Tony Little (pictured right) yesterday argued that teaching girls and boys separately means that they can “be themselves” until a later stage,
The top school leader will step down this summer as headmaster of the world-famous boys’ school, which counts David Cameron, the Duke of Cambridge and Prince Harry among its former pupils, after 13 years in the post.
“What I’m saying is in a single sex environment, you can allow innocence to last a little longer,” Little said, adding that “there are ways of talking about emotional development and about sexuality with single-gender groups, that oddly, and perhaps perversely, can get you further than in co-ed groups.”
Unexpected baby born in shower
A woman stepped into the shower this week to help ease the discomfort of stomach pains. She emerged holding a newborn.
Brittany Young, 24, knew she was pregnant and had recurring stomach pains. But it turns out Young may have misunderstood a hospital worker in December. Instead of being 12 weeks pregnant then, as Young believed, she had 12 weeks left.
“I got in the shower, not even five minutes after that, I was like, my stomach is still hurting. Not even five seconds later, I had to push,” Young said in Des Moines, Iowa. Soon after, her daughter, Miracle, arrived, weighing 6 pounds 8 ounces.
Hitch for round-the-world unicyclist
A man who aims to be the first person to unicycle around the world was only able to clock up seven miles on his first day – due to his egg sandwiches.
Ed Pratt, 19, headed to the start line of his 18,000 mile tour in Chilthorne Domer, Somerset, but realised he had forgotten his packed lunch on the way. His parents took the two egg sandwiches out of the fridge at their home in Curry Rivel and handed them over to Pratt to put in his specially made pannier bag.

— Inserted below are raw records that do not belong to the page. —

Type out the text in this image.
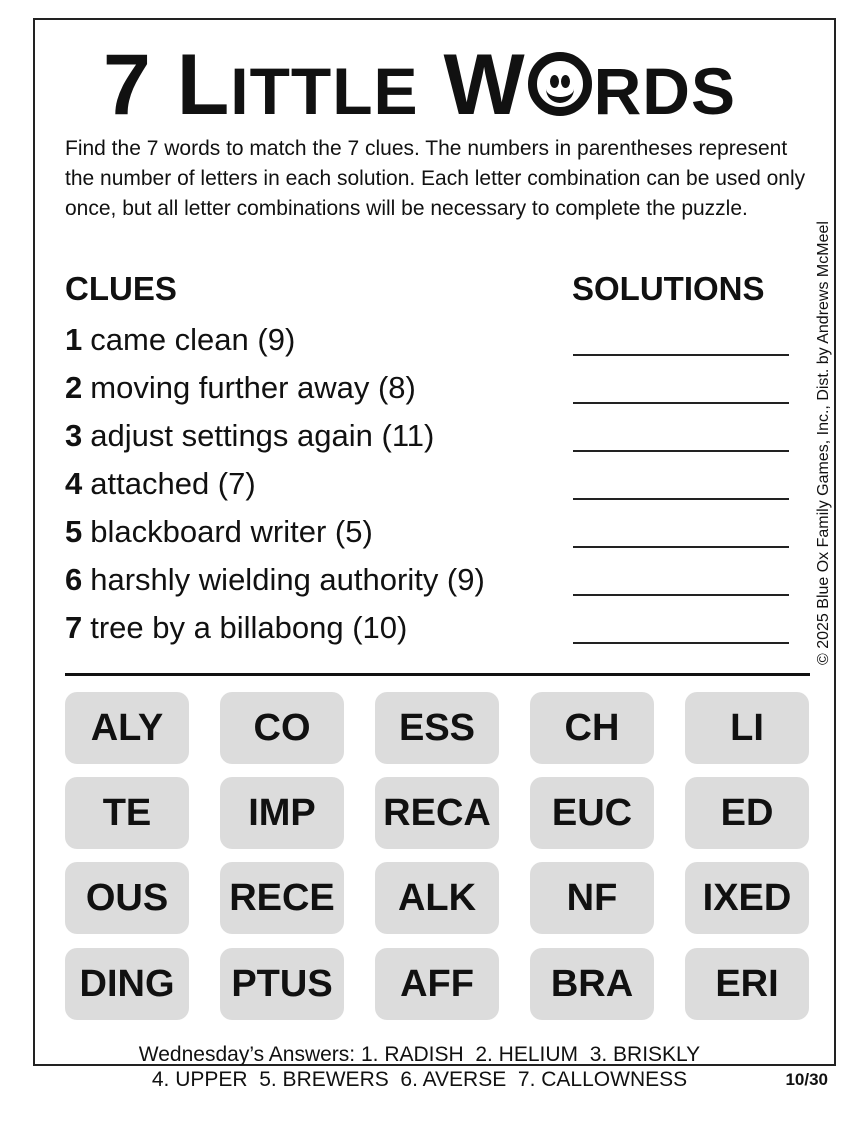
7 LITTLE W RDS
Find the 7 words to match the 7 clues. The numbers in parentheses represent the number of letters in each solution. Each letter combination can be used only once, but all letter combinations will be necessary to complete the puzzle.
CLUES	SOLUTIONS
1 came clean (9)
2 moving further away (8)
3 adjust settings again (11)
4 attached (7)
5 blackboard writer (5)
6 harshly wielding authority (9)
7 tree by a billabong (10)	© 2025 Blue Ox Family Games, Inc., Dist. by Andrews McMeel
ALY	CO	ESS	CH	LI
TE	IMP	RECA	EUC	ED
OUS	RECE	ALK	NF	IXED
DING	PTUS	AFF	BRA	ERI
Wednesday’s Answers: 1. RADISH  2. HELIUM  3. BRISKLY
4. UPPER  5. BREWERS  6. AVERSE  7. CALLOWNESS	10/30
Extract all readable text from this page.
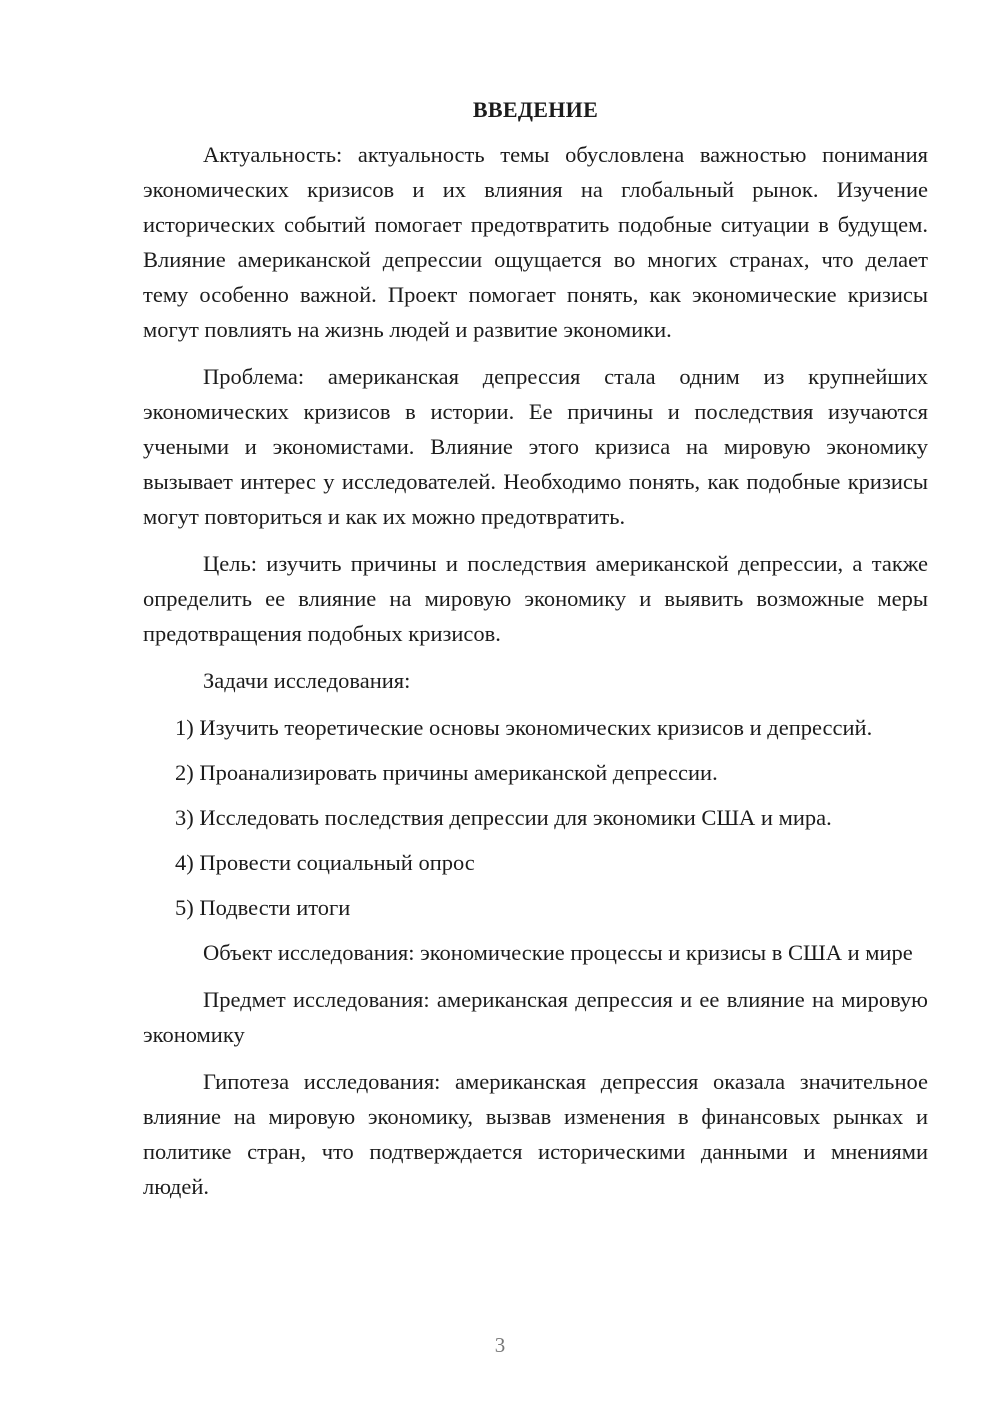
ВВЕДЕНИЕ

Актуальность: актуальность темы обусловлена важностью понимания экономических кризисов и их влияния на глобальный рынок. Изучение исторических событий помогает предотвратить подобные ситуации в будущем. Влияние американской депрессии ощущается во многих странах, что делает тему особенно важной. Проект помогает понять, как экономические кризисы могут повлиять на жизнь людей и развитие экономики.

Проблема: американская депрессия стала одним из крупнейших экономических кризисов в истории. Ее причины и последствия изучаются учеными и экономистами. Влияние этого кризиса на мировую экономику вызывает интерес у исследователей. Необходимо понять, как подобные кризисы могут повториться и как их можно предотвратить.

Цель: изучить причины и последствия американской депрессии, а также определить ее влияние на мировую экономику и выявить возможные меры предотвращения подобных кризисов.

Задачи исследования:

1) Изучить теоретические основы экономических кризисов и депрессий.

2) Проанализировать причины американской депрессии.

3) Исследовать последствия депрессии для экономики США и мира.

4) Провести социальный опрос

5) Подвести итоги

Объект исследования: экономические процессы и кризисы в США и мире

Предмет исследования: американская депрессия и ее влияние на мировую экономику

Гипотеза исследования: американская депрессия оказала значительное влияние на мировую экономику, вызвав изменения в финансовых рынках и политике стран, что подтверждается историческими данными и мнениями людей.

3
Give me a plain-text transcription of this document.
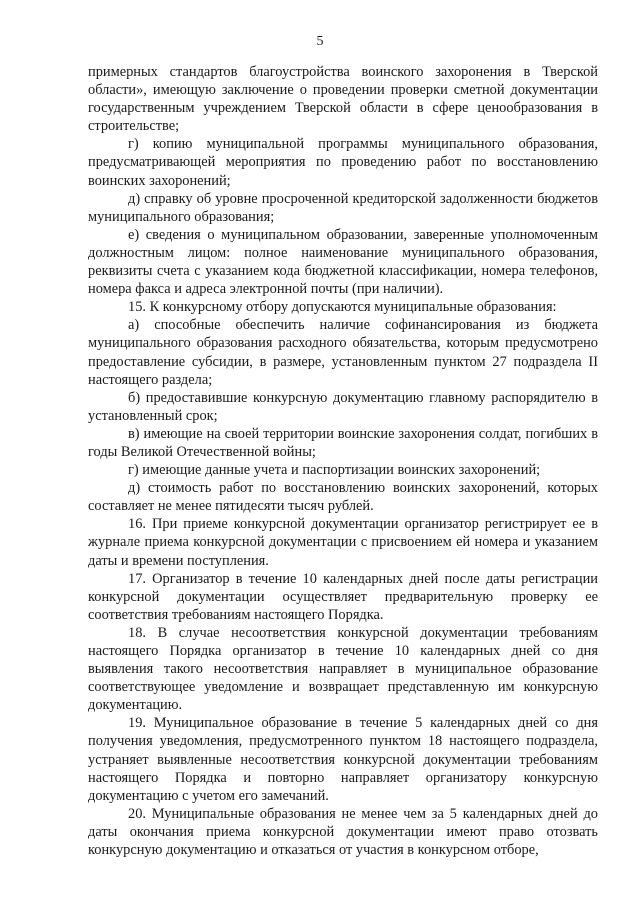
5

примерных стандартов благоустройства воинского захоронения в Тверской области», имеющую заключение о проведении проверки сметной документации государственным учреждением Тверской области в сфере ценообразования в строительстве;

г) копию муниципальной программы муниципального образования, предусматривающей мероприятия по проведению работ по восстановлению воинских захоронений;

д) справку об уровне просроченной кредиторской задолженности бюджетов муниципального образования;

е) сведения о муниципальном образовании, заверенные уполномоченным должностным лицом: полное наименование муниципального образования, реквизиты счета с указанием кода бюджетной классификации, номера телефонов, номера факса и адреса электронной почты (при наличии).

15. К конкурсному отбору допускаются муниципальные образования:

а) способные обеспечить наличие софинансирования из бюджета муниципального образования расходного обязательства, которым предусмотрено предоставление субсидии, в размере, установленным пунктом 27 подраздела II настоящего раздела;

б) предоставившие конкурсную документацию главному распорядителю в установленный срок;

в) имеющие на своей территории воинские захоронения солдат, погибших в годы Великой Отечественной войны;

г) имеющие данные учета и паспортизации воинских захоронений;

д) стоимость работ по восстановлению воинских захоронений, которых составляет не менее пятидесяти тысяч рублей.

16. При приеме конкурсной документации организатор регистрирует ее в журнале приема конкурсной документации с присвоением ей номера и указанием даты и времени поступления.

17. Организатор в течение 10 календарных дней после даты регистрации конкурсной документации осуществляет предварительную проверку ее соответствия требованиям настоящего Порядка.

18. В случае несоответствия конкурсной документации требованиям настоящего Порядка организатор в течение 10 календарных дней со дня выявления такого несоответствия направляет в муниципальное образование соответствующее уведомление и возвращает представленную им конкурсную документацию.

19. Муниципальное образование в течение 5 календарных дней со дня получения уведомления, предусмотренного пунктом 18 настоящего подраздела, устраняет выявленные несоответствия конкурсной документации требованиям настоящего Порядка и повторно направляет организатору конкурсную документацию с учетом его замечаний.

20. Муниципальные образования не менее чем за 5 календарных дней до даты окончания приема конкурсной документации имеют право отозвать конкурсную документацию и отказаться от участия в конкурсном отборе,
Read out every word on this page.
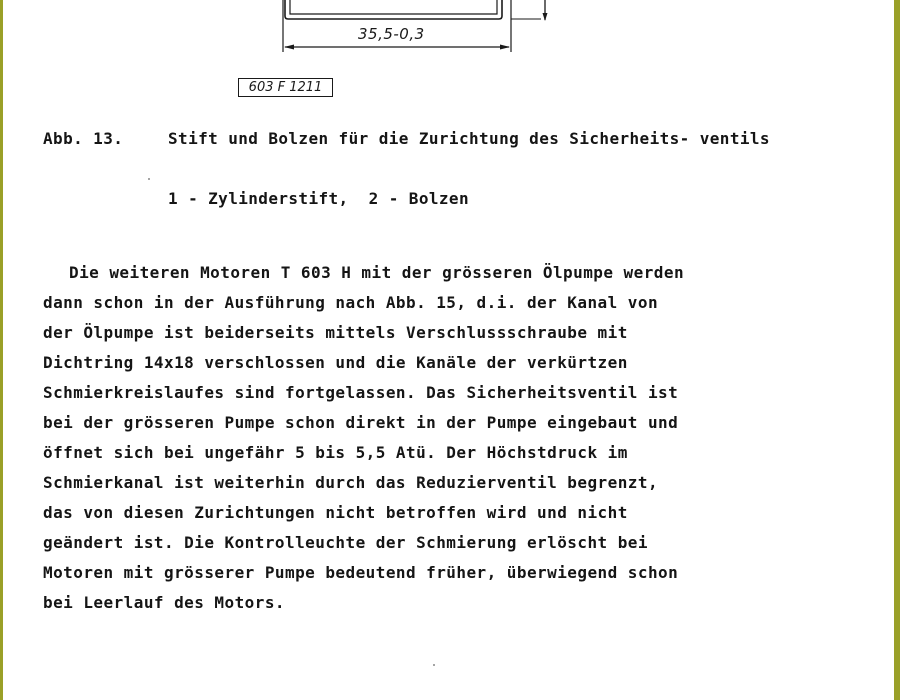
35,5-0,3
603 F 1211
Abb. 13.	Stift und Bolzen für die Zurichtung des Sicherheits- ventils
1 - Zylinderstift,  2 - Bolzen
Die weiteren Motoren T 603 H mit der grösseren Ölpumpe werden
dann schon in der Ausführung nach Abb. 15, d.i. der Kanal von
der Ölpumpe ist beiderseits mittels Verschlussschraube mit
Dichtring 14x18 verschlossen und die Kanäle der verkürtzen
Schmierkreislaufes sind fortgelassen. Das Sicherheitsventil ist
bei der grösseren Pumpe schon direkt in der Pumpe eingebaut und
öffnet sich bei ungefähr 5 bis 5,5 Atü. Der Höchstdruck im
Schmierkanal ist weiterhin durch das Reduzierventil begrenzt,
das von diesen Zurichtungen nicht betroffen wird und nicht
geändert ist. Die Kontrolleuchte der Schmierung erlöscht bei
Motoren mit grösserer Pumpe bedeutend früher, überwiegend schon
bei Leerlauf des Motors.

He managed to cram the sandwiches into the full pannier but the zip split, meaning Pratt could only cycle seven miles before returning home. A friend offered to replace all four zips on his panniers and so Pratt was able to set off again, when he clocked up 40 miles to Weymouth.
Green water closet in the offing
UK researchers are developing a self-powered toilet which turns human waste into clean water and even energy to charge mobile phones.
The “nano membrane toilet”, being developed with funding from the Bill and Melinda Gates Foundation, aims to help bring sanitation into the homes of 2.5 billion people still without it in developing countries, without needing water supplies or sewage pipes.
The team at Cranfield University, Bedfordshire, say it could also be used in developed countries, for uses ranging from the military to luxury yachts, the construction industry or even as an odour-free alternative to the toilets widely used at music festivals.
Five-foot-long sturgeon resuscitated
State wildlife officers have resuscitated a five-foot-long sturgeon and cited the man who pulled the fish from the Sacramento River.
Janice Mackey of the Department of Fish and Wildlife said that officers spotted the suspected poacher along the river near Clarksburg last week. The man hooked a very large fish and drove off with it in the back of his pickup truck.
The officers immediately pulled the man over and brought the large, untagged fish back to the riverbed, where they rocked it back and forth, moving water over its gills. Fishing for white sturgeon, which are native to California, is highly regulated. They can live to 100 years old.